No reputable study suggests that Americans – at large – are becoming more anti-Semitic.
A Pew Research Center study, which historically measures respondents “feelings” toward various religions, found that of the more than 4,000 adults polled – Judaism elicited the “warmest” feelings of any religious group.
Despite these “feelings”, FBI statistics for religiously motivated hate crimes prove that Jews were targeted 57 percent of the time. Muslims were the victims 16 percent of the time, while Catholics, Protestants, and atheists/agnostics comprised the remaining.
On campuses, perpetrators of anti-Semitic violence are mostly liberal students, while off campuses the anti-Semites remain an assorted combination of white nationalists, conspiracy theorists, and pro-Palestinian sympathizers.
Examples of anti-Semitism have erupted in Texas as well.
A Texas preschool teacher was fired after her “kill some Jews!” tweet from 2013 surfaced, along with other anti-Semitic comments. Vandals destroyed more than 30 vehicles and homes with spray paint and rocks in a predominantly Jewish area of San Antonio in 2015 – the perpetrators are still at large. A watchdog website, Canary Mission, recently published a scathing report citing anti-Semitic comments made by students at the University of Texas-Arlington, as part of its ongoing scrutiny of such statements nationwide.
The instances of intimidation and violence continue to occur. On March 1, University of Texas president, Greg Fenves issued a statement about the Hillel on campus being vandalized. With more than 3,000 Jewish students on the University of Texas campus, police are investigating the incident as an act of hate targeting the Jewish community.
“The University will assist Austin police as they investigate and determine if this was an act of hate against Jewish students. As the UT community made clear at last week’s town hall, acts of hate – whether posters targeting Muslim and immigrants or a rock thrown at Hillel – have no place here. We will do everything we can to support our students who were affected by this.”
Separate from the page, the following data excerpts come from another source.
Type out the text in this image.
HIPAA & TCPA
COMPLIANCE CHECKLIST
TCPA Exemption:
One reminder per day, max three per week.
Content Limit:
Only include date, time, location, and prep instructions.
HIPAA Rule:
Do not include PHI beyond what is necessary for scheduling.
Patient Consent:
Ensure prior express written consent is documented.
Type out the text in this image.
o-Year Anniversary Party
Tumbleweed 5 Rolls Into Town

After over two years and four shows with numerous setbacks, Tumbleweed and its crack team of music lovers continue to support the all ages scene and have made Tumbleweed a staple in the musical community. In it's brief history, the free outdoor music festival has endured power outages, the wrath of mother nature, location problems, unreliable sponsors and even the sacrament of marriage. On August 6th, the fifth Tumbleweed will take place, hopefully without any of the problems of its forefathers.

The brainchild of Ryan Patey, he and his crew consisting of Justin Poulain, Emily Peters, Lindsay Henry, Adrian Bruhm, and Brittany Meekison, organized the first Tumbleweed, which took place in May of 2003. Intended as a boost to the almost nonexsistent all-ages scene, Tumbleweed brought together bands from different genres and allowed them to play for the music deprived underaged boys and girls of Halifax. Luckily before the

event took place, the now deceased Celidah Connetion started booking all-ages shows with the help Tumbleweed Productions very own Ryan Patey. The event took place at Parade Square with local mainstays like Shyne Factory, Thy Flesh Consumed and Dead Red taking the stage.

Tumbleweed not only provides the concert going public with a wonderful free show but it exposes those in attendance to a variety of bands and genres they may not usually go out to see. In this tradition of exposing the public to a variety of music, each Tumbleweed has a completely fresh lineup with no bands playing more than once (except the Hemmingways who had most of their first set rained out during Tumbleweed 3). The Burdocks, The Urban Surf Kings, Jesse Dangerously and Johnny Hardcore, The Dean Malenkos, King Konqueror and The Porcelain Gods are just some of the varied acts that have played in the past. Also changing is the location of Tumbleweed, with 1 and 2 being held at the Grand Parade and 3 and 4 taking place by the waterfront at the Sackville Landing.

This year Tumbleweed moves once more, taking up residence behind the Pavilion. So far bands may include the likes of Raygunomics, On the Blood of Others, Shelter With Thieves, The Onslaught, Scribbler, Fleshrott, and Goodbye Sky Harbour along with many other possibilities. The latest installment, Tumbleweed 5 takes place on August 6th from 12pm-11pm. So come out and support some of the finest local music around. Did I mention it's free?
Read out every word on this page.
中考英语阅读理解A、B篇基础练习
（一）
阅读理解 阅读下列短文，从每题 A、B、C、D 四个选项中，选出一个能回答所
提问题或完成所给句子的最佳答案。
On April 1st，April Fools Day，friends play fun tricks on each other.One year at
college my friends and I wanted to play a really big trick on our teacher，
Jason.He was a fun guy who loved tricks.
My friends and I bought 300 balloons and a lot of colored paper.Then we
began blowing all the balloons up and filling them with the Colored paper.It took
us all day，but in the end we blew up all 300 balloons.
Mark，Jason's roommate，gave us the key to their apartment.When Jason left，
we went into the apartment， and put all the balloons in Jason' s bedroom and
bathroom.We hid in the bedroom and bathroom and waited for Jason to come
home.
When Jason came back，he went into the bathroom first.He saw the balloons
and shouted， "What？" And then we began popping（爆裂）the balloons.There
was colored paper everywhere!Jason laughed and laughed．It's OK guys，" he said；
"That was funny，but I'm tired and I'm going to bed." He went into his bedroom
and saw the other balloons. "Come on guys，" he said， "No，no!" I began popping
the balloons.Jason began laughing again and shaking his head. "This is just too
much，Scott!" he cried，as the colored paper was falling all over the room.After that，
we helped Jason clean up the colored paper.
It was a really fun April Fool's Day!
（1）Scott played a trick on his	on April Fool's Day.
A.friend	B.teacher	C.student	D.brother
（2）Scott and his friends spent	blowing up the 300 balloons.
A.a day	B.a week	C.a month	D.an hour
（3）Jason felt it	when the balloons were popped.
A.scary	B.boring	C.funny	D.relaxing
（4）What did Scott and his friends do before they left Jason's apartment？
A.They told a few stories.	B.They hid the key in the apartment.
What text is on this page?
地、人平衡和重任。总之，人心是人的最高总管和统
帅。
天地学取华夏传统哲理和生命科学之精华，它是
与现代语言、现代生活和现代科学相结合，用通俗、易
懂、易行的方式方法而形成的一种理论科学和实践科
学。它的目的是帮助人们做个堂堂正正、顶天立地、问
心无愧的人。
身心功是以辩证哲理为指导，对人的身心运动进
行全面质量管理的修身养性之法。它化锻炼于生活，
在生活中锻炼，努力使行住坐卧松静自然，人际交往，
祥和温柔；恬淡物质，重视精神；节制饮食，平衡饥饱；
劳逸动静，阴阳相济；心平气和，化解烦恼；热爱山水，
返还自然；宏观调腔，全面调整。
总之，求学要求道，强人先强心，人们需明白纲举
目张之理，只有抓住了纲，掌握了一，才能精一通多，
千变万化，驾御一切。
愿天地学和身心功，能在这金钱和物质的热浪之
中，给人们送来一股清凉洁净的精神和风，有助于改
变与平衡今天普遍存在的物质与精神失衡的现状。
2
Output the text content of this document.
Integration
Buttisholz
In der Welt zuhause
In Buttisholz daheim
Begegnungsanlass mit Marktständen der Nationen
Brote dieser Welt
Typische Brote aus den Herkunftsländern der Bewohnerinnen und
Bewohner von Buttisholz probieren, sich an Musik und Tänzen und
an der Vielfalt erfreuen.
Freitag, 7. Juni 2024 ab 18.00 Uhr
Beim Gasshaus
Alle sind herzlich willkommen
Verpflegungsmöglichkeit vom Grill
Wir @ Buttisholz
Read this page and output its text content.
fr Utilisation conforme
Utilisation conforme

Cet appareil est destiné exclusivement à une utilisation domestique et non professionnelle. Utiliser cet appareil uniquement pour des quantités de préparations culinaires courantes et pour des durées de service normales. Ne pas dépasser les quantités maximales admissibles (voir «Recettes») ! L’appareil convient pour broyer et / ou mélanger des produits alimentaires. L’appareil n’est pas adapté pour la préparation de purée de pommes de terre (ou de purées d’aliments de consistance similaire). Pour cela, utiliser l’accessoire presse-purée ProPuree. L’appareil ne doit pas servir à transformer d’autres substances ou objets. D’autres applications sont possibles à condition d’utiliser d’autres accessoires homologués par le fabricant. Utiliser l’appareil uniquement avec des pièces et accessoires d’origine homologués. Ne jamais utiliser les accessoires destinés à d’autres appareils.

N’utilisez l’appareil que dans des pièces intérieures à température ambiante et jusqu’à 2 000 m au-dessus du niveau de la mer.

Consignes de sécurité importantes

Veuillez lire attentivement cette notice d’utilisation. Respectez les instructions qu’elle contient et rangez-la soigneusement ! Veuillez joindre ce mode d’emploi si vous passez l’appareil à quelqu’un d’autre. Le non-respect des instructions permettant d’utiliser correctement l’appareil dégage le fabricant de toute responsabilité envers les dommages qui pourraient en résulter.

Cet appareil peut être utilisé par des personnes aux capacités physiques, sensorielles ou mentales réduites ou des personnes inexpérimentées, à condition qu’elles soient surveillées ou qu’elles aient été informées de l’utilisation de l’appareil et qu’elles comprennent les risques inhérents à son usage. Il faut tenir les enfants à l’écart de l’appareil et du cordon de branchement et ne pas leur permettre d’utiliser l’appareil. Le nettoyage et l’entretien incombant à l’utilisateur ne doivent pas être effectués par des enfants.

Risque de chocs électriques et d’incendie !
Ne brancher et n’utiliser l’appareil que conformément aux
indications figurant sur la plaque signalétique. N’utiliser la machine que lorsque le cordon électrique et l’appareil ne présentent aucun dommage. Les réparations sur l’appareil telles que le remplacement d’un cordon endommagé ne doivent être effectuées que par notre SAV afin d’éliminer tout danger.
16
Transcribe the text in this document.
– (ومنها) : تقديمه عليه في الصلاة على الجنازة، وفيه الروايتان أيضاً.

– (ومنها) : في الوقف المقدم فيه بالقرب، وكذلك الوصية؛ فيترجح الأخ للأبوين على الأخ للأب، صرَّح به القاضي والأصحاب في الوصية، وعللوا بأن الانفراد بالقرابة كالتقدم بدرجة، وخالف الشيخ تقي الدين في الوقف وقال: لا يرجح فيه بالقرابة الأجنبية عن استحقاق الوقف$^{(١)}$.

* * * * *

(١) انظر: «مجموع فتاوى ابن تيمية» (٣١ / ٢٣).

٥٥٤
We must recognize campus anti-Semitism for what it is. Hate. While the target of this hate may be the Jewish people, tomorrow may see the targeting of homosexuals, hispanics, conservatives, liberals, etc. Hate must be stopped before it can fester. This is a problem worthy of staunch vigilance. This must be a top priority.
All 100 United States senators joined to unanimously pass the Anti-Semitism Awareness Act in Dec. 2016. A measure aimed at addressing the alarming rise of on campus anti-Semitism. In the current divisive political landscape, bipartisanship demonstrates the seriousness of this issue.
So too, must we the students, faculty, and staff of Texas A&M-San Antonio stand united against this growing issue facing the Jewish people.
Martin Niemoller, a prominent Protestant pastor who emerged as an outspoken public foe of Adolf Hitler once said:
“First they came for the Socialists, and I did not speak out—
Because I was not a Socialist.
Then they came for the Trade Unionists, and I did not speak out—
Because I was not a Trade Unionist.
Then they came for the Jews, and I did not speak out—
Because I was not a Jew.
Then they came for me—
and there was no one left to speak for me.